Physical Disk\Average Disk Write/sec – average below 20ms and maximum below 100ms for the database volume, average below 10ms and maximum below 50ms for the transaction log volume, average below 10ms and maximum below 50ms for the SMTP queue volume (indicates the average time to read data from the disk).

Consider implementing management tools such as MOM to monitor these counters.

ESEUTIL is the Exchange server database utility. Full syntax may be obtained by typing ESEUTIL /? at a command prompt but for maintenance purposes, there are four main options of interest:

Offline defragmentation (/d).
Integrity (/g).
File dump (/m).
Copy file (/y).

Because of the potential to cause damage with ESEUTIL, operations should normally be performed with restored data on a non-production server.

Offline defragmentation may be necessary if a large number of mailboxes have been deleted (e.g. following a migration, or if there is a high staff turnover), or following a hard database repair (ESEUTIL /p). It is only recommended if at least 30% of the space taken my the database will be recovered (Event ID 1221 in the application log after an online defragmentation will give a conservative estimate as to how much free space is in the database).

Unless a temporary path is specified as an option, offline defragmentation requires free disk space of at least 110% of the database size to be available as well as the streaming database to reside on the same path.

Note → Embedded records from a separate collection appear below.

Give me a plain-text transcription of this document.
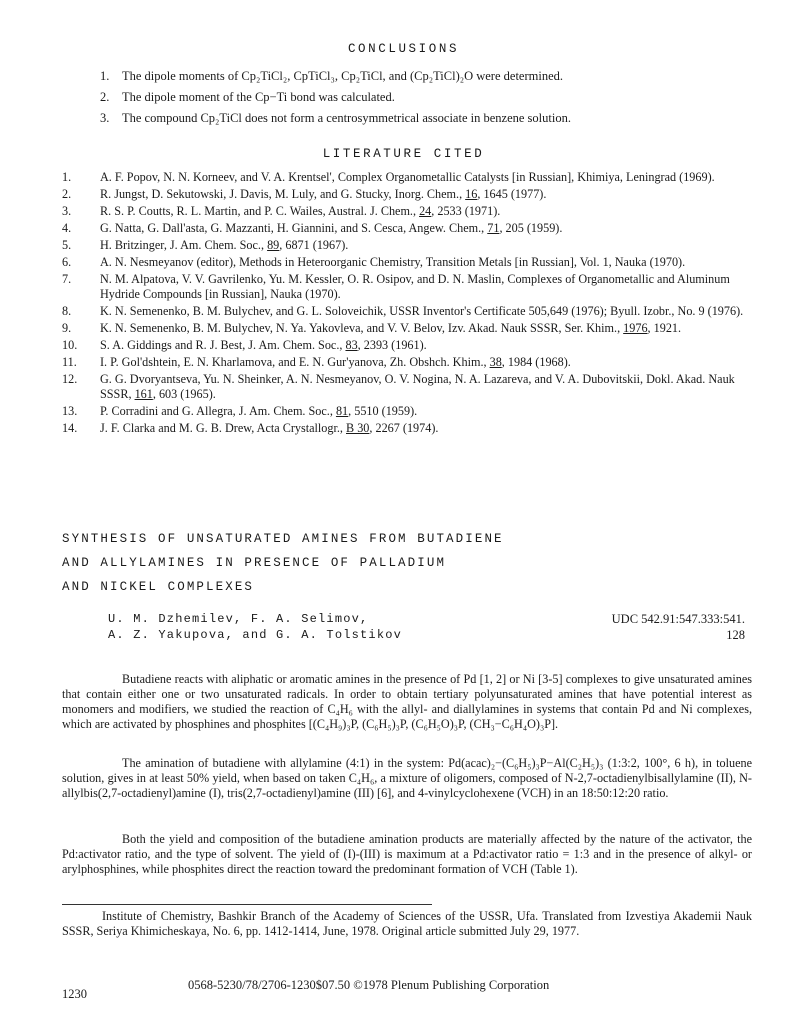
CONCLUSIONS
1. The dipole moments of Cp₂TiCl₂, CpTiCl₃, Cp₂TiCl, and (Cp₂TiCl)₂O were determined.
2. The dipole moment of the Cp−Ti bond was calculated.
3. The compound Cp₂TiCl does not form a centrosymmetrical associate in benzene solution.
LITERATURE CITED
1.	A. F. Popov, N. N. Korneev, and V. A. Krentsel', Complex Organometallic Catalysts [in Russian], Khimiya, Leningrad (1969).
2.	R. Jungst, D. Sekutowski, J. Davis, M. Luly, and G. Stucky, Inorg. Chem., 16, 1645 (1977).
3.	R. S. P. Coutts, R. L. Martin, and P. C. Wailes, Austral. J. Chem., 24, 2533 (1971).
4.	G. Natta, G. Dall'asta, G. Mazzanti, H. Giannini, and S. Cesca, Angew. Chem., 71, 205 (1959).
5.	H. Britzinger, J. Am. Chem. Soc., 89, 6871 (1967).
6.	A. N. Nesmeyanov (editor), Methods in Heteroorganic Chemistry, Transition Metals [in Russian], Vol. 1, Nauka (1970).
7.	N. M. Alpatova, V. V. Gavrilenko, Yu. M. Kessler, O. R. Osipov, and D. N. Maslin, Complexes of Organometallic and Aluminum Hydride Compounds [in Russian], Nauka (1970).
8.	K. N. Semenenko, B. M. Bulychev, and G. L. Soloveichik, USSR Inventor's Certificate 505,649 (1976); Byull. Izobr., No. 9 (1976).
9.	K. N. Semenenko, B. M. Bulychev, N. Ya. Yakovleva, and V. V. Belov, Izv. Akad. Nauk SSSR, Ser. Khim., 1976, 1921.
10.	S. A. Giddings and R. J. Best, J. Am. Chem. Soc., 83, 2393 (1961).
11.	I. P. Gol'dshtein, E. N. Kharlamova, and E. N. Gur'yanova, Zh. Obshch. Khim., 38, 1984 (1968).
12.	G. G. Dvoryantseva, Yu. N. Sheinker, A. N. Nesmeyanov, O. V. Nogina, N. A. Lazareva, and V. A. Dubovitskii, Dokl. Akad. Nauk SSSR, 161, 603 (1965).
13.	P. Corradini and G. Allegra, J. Am. Chem. Soc., 81, 5510 (1959).
14.	J. F. Clarka and M. G. B. Drew, Acta Crystallogr., B 30, 2267 (1974).
SYNTHESIS OF UNSATURATED AMINES FROM BUTADIENE
AND ALLYLAMINES IN PRESENCE OF PALLADIUM
AND NICKEL COMPLEXES
U. M. Dzhemilev, F. A. Selimov,
A. Z. Yakupova, and G. A. Tolstikov
UDC 542.91:547.333:541.
128

Butadiene reacts with aliphatic or aromatic amines in the presence of Pd [1, 2] or Ni [3-5] complexes to give unsaturated amines that contain either one or two unsaturated radicals. In order to obtain tertiary polyunsaturated amines that have potential interest as monomers and modifiers, we studied the reaction of C₄H₆ with the allyl- and diallylamines in systems that contain Pd and Ni complexes, which are activated by phosphines and phosphites [(C₄H₉)₃P, (C₆H₅)₃P, (C₆H₅O)₃P, (CH₃−C₆H₄O)₃P].

The amination of butadiene with allylamine (4:1) in the system: Pd(acac)₂−(C₆H₅)₃P−Al(C₂H₅)₃ (1:3:2, 100°, 6 h), in toluene solution, gives in at least 50% yield, when based on taken C₄H₆, a mixture of oligomers, composed of N-2,7-octadienylbisallylamine (II), N-allylbis(2,7-octadienyl)amine (I), tris(2,7-octadienyl)amine (III) [6], and 4-vinylcyclohexene (VCH) in an 18:50:12:20 ratio.

Both the yield and composition of the butadiene amination products are materially affected by the nature of the activator, the Pd:activator ratio, and the type of solvent. The yield of (I)-(III) is maximum at a Pd:activator ratio = 1:3 and in the presence of alkyl- or arylphosphines, while phosphites direct the reaction toward the predominant formation of VCH (Table 1).

Institute of Chemistry, Bashkir Branch of the Academy of Sciences of the USSR, Ufa. Translated from Izvestiya Akademii Nauk SSSR, Seriya Khimicheskaya, No. 6, pp. 1412-1414, June, 1978. Original article submitted July 29, 1977.

1230
0568-5230/78/2706-1230$07.50 ©1978 Plenum Publishing Corporation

An integrity check may be necessary to perform a dry run of the repair function – i.e. to validate the checksum for each 4Kb page in the database. Problems that a repair would address are written to a database.integ.raw file which logs all pages in the database, not just those with problems. An integrity check may abort prematurely if problems are of such a nature that a repair is required before some parts of the database can be checked but this does not necessarily mean that a repair would fail. Unless options are specified, an integrity check requires 20% free space.

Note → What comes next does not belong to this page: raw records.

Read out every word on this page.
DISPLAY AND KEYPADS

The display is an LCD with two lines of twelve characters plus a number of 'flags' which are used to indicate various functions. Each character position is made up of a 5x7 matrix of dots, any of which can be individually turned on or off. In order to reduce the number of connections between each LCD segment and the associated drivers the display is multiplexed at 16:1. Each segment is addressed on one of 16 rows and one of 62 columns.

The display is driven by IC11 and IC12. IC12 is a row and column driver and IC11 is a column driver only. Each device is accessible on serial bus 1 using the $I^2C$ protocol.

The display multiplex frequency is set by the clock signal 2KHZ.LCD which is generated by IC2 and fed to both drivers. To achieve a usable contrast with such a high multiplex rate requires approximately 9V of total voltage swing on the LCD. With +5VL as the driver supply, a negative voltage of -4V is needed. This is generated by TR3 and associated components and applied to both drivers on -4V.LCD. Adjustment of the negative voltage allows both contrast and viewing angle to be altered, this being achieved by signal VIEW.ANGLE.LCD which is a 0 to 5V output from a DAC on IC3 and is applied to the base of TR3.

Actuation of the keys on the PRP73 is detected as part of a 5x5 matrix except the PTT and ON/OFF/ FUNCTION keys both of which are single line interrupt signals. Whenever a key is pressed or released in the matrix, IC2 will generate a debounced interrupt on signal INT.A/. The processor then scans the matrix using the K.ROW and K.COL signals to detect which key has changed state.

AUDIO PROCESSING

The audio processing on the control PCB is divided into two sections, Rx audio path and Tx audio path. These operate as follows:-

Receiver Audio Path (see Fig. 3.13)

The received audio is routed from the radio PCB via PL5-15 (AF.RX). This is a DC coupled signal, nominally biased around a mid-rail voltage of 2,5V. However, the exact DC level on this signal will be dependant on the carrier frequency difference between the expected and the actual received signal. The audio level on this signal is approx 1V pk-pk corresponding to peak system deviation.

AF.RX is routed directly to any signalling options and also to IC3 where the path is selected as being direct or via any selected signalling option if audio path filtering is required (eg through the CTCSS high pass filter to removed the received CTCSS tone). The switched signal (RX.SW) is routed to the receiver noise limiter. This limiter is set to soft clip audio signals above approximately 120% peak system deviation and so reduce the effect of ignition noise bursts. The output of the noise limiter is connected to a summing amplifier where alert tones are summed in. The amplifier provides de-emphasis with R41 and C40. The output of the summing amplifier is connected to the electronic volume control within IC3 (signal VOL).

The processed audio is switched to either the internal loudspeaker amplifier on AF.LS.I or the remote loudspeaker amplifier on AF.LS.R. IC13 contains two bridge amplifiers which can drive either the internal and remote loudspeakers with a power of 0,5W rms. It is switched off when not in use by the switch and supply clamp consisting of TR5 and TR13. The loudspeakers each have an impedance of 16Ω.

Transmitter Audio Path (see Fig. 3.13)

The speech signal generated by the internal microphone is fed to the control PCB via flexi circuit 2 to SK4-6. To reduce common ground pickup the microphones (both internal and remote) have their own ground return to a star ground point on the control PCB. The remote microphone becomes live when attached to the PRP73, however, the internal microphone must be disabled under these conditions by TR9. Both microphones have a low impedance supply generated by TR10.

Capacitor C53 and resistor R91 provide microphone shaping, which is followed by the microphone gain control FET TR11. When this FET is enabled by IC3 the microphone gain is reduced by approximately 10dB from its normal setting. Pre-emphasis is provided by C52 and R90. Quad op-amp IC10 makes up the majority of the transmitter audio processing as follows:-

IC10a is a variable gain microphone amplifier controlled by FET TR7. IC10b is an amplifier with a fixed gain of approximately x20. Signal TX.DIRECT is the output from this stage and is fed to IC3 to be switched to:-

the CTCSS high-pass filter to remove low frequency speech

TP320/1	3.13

A file dump allows the viewing of the header information for database, streaming database, checkpoint, online backup patch or transaction log files. The header information can be used to validate that a series of transaction log files forms a matched set and that all files are undamaged, to view space allocation inside the databases, or to view metadata for one or more tables within the database file. An example use of this would be to read the state of an unmounted store (i.e. clean or dirty), to provide some diagnosis as to why the store stopped, prior to mounting the store (which would attempt a soft recovery).

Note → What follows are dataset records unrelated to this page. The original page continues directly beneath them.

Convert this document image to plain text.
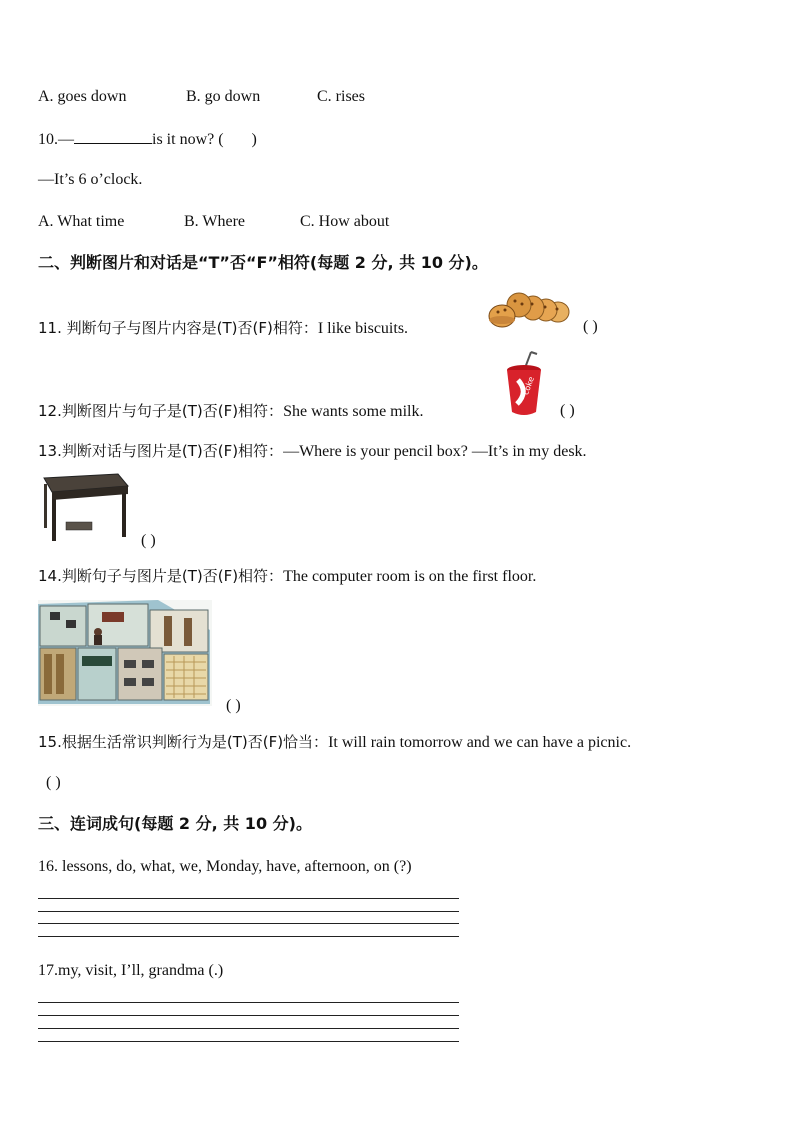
A. goes down	B. go down	C. rises
10.—	is it now? ( )
—It’s 6 o’clock.
A. What time	B. Where	C. How about
二、判断图片和对话是“T”否“F”相符(每题 2 分, 共 10 分)。
11. 判断句子与图片内容是(T)否(F)相符：I like biscuits.	( )
12.判断图片与句子是(T)否(F)相符：She wants some milk.
coke
( )
13.判断对话与图片是(T)否(F)相符：—Where is your pencil box? —It’s in my desk.
( )
14.判断句子与图片是(T)否(F)相符：The computer room is on the first floor.
( )
15.根据生活常识判断行为是(T)否(F)恰当：It will rain tomorrow and we can have a picnic.
( )
三、连词成句(每题 2 分, 共 10 分)。
16. lessons, do, what, we, Monday, have, afternoon, on (?)
17.my, visit, I’ll, grandma (.)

If a database repair is required, this is a last resort, which will strip out orphaned database pages, possibly resulting in data loss. Multiple runs may be required until the entire database is repaired.

A copy file operation simply provides a quick method of copying databases between servers.

ISINTEG is a utility to search an offline information store for integrity weaknesses. Unlike ESEUTIL (which focuses on the physical database), ISINTEG is concerned with the logical structure. It has two modes:

Default mode – in which the tool runs the specified tests and reports its findings
Fix mode – where options are specified to run tests and attempt a fix where possible.

For maintenance work, default mode is used. Unless addressing a particular issue in the database, the alltests option is typically the most effective course to follow.

In order to run ISINTEG, the Microsoft Exchange Information Store service must be started but the database to be checked dismounted. ISINTEG can be run against remote servers, but not against raw database files or backups.